Dans l’épicerie, il y a toujours deux bénévoles. Un “alternateur” et un “démarreur”. L’un est là pour découvrir le fonctionnement pendant que l’autre veille sur lui car il a un peu d’expérience. Aujourd’hui, c’est Astrid qui tient la caisse. Elle est secondée par Élisabeth. Et, dès l’ouverture, les clients affluent : des personnes âgées, des mères avec leur bébé… Certains ne viennent que pour le bio ; d’autres pour faire toutes leurs courses. Une vieille dame se fait aider dans ses choix. Elle semble un peu perdue devant les produits en vrac ou ces packagings qu’elle ne connaît pas. « J’ai 84 ans et je ne peux plus conduire, alors c’est une aubaine, ce lieu, même si je crois que c’est un peu plus cher qu’au supermarché d’avant… » « Ce sont des prix de petits producteurs et nous n’achetons pas assez de quantité », justifie Hélène. Dans la boutique, une jolie ambiance règne : entre clients et bénévoles, on rigole, on se fait la bise. Un vrai lieu de rencontres.
L’infirmière, même si elle ne mélange pas son activité professionnelle et ses engagements associatifs, ne se prive pas de présenter l’épicerie à ses patients. Beaucoup sont enthousiastes à l’idée de s’y rendre. « Je leur amène une course ou deux s’ils sont dans l’incapacité de se déplacer à cause de leurs problèmes de santé. Ou s’il y a de la neige sur les routes. Mais je faisais déjà cela avant l’ouverture de notre boutique ! » À Sauxillanges, l’épicerie fait l’unanimité. Seul petit bémol, l’ancien patron de la superette fermée vient tout récemment d’ouvrir un mini-market à l’entrée du village… Mais cela n’inquiète guère l’équipe de l’Alternateur.
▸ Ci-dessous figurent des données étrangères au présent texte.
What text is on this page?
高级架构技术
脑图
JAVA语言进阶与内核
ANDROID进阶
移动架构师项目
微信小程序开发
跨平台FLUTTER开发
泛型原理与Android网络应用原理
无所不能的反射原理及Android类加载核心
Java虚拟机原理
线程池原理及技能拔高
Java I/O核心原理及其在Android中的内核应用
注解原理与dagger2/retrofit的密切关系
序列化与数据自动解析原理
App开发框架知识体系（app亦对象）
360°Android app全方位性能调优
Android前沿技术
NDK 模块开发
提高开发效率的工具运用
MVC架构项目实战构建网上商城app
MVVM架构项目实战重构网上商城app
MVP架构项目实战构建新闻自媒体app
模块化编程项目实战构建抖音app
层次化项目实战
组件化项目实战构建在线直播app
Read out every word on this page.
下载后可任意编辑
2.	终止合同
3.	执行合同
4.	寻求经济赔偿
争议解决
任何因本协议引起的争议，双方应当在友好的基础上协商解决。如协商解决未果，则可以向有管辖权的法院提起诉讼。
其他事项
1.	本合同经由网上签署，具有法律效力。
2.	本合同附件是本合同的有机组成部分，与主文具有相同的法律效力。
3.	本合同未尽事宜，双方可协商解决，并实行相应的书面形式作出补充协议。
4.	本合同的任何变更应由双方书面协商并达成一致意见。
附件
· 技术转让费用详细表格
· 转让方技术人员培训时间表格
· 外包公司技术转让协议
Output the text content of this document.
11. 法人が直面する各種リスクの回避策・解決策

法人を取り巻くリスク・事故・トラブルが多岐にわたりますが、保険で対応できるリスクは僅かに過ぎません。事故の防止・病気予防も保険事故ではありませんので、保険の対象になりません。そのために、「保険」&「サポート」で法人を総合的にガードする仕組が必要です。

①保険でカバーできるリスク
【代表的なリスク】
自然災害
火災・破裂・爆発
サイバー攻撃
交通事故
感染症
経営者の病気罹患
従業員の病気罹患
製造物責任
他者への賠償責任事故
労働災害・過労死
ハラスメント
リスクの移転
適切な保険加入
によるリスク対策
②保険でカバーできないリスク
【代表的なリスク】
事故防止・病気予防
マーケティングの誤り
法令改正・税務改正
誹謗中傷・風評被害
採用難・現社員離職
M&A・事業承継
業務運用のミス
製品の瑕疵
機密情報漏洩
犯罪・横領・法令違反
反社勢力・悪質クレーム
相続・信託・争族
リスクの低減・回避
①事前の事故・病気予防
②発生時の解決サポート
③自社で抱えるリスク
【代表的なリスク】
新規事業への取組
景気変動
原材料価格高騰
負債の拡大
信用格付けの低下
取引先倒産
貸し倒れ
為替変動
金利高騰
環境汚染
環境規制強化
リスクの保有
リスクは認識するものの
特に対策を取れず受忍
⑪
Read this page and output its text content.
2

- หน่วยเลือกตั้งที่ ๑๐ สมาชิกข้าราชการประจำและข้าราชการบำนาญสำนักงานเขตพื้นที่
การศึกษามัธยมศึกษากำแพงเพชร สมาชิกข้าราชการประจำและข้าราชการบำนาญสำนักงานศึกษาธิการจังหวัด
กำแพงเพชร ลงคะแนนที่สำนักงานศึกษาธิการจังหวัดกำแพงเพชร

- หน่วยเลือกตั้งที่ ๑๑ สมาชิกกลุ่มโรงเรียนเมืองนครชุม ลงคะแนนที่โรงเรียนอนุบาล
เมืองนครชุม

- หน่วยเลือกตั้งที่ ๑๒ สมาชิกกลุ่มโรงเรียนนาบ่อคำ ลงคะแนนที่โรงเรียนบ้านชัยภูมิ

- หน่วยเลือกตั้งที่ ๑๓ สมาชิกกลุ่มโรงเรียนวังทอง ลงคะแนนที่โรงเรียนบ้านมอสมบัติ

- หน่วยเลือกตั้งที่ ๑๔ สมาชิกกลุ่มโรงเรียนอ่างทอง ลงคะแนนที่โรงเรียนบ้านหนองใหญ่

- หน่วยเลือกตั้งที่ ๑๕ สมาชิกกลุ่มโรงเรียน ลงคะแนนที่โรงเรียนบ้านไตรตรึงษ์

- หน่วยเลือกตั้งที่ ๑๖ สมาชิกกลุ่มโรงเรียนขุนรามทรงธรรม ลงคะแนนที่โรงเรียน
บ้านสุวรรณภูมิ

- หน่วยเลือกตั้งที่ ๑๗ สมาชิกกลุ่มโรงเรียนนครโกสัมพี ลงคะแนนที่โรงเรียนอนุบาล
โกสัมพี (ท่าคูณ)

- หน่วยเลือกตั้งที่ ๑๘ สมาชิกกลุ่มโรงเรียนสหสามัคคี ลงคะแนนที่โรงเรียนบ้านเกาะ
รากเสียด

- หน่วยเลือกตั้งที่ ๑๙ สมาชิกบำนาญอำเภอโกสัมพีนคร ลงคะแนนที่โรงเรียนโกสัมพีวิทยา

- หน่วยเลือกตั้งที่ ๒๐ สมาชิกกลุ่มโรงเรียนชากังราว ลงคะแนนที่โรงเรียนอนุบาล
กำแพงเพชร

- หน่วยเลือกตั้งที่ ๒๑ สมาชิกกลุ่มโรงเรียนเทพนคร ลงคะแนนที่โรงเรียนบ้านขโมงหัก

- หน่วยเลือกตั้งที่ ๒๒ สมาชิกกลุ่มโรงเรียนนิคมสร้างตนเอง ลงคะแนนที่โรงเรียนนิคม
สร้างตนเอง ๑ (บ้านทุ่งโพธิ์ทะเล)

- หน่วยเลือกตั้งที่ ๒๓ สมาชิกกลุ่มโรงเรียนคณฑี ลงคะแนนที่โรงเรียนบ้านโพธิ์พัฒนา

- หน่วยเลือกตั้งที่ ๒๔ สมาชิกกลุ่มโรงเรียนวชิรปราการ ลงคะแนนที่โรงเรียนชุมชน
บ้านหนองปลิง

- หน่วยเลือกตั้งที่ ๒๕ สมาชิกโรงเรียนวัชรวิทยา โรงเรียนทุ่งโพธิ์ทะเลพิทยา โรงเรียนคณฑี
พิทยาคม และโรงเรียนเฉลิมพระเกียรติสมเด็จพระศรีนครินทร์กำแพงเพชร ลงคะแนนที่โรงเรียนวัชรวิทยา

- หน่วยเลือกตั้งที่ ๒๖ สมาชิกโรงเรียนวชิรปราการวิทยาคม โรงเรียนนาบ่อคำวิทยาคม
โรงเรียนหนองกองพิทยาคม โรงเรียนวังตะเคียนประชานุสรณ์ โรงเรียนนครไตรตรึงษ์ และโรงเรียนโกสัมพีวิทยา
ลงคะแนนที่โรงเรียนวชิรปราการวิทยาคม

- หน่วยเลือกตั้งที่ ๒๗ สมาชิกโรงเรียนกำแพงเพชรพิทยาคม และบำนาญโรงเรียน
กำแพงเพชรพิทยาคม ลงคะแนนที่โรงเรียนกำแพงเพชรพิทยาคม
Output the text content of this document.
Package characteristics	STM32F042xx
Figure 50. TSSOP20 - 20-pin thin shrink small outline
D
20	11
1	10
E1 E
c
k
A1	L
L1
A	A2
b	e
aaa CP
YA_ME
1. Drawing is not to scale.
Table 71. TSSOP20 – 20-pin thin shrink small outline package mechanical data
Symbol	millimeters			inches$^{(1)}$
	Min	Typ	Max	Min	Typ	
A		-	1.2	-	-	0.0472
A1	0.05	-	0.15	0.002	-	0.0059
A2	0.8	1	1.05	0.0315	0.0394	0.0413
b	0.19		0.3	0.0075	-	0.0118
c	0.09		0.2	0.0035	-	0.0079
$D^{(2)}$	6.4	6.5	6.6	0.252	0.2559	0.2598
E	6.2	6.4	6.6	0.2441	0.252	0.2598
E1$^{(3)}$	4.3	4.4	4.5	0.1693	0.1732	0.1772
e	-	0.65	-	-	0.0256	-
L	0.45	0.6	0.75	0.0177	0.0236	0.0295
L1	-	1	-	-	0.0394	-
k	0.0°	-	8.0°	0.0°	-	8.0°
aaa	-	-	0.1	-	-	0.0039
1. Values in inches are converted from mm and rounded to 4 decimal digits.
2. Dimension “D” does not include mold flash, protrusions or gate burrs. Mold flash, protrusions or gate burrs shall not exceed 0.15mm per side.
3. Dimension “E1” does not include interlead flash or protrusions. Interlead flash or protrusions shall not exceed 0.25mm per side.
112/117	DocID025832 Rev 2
Désormais, la petite rue du Monastère n’est plus totalement plongée dans l’obscurité, dès la nuit tombée. L’Alternateur l’éclaire, et parfois tardivement, comme ce soir-là : des habitants sont venus dans le local de convivialité, attenant au magasin, pour suivre un débat autour des différents labels bio. Hélène a tenu à y participer, après sa tournée. « Mais il y a aussi des rencontres avec des producteurs, des présentations de produits ou de l’information sur les pesticides… Et même des ateliers tricot ou des soirées jeux de société. » Toutes les propositions faites par les clients et adhérents sont étudiées par la commission “animation”. L’équipe ne manque ni d’énergie ni de projets. Et au fil des mois, chacun amène ses idées pour améliorer les services. « Au départ, nous avons commencé un peu à l’aveuglette, et puis, au fur et à mesure, nous avons appris. Et nous tirerons un premier bilan au bout de la première année. Peut-être que l’Alternateur pourra avoir un salarié ! » Nul doute que la population du village veillera à ce que la petite épicerie solidaire perdure. Elle est déjà devenue essentielle pour de nombreux habitants d’ici et d’autres bourgs environnants.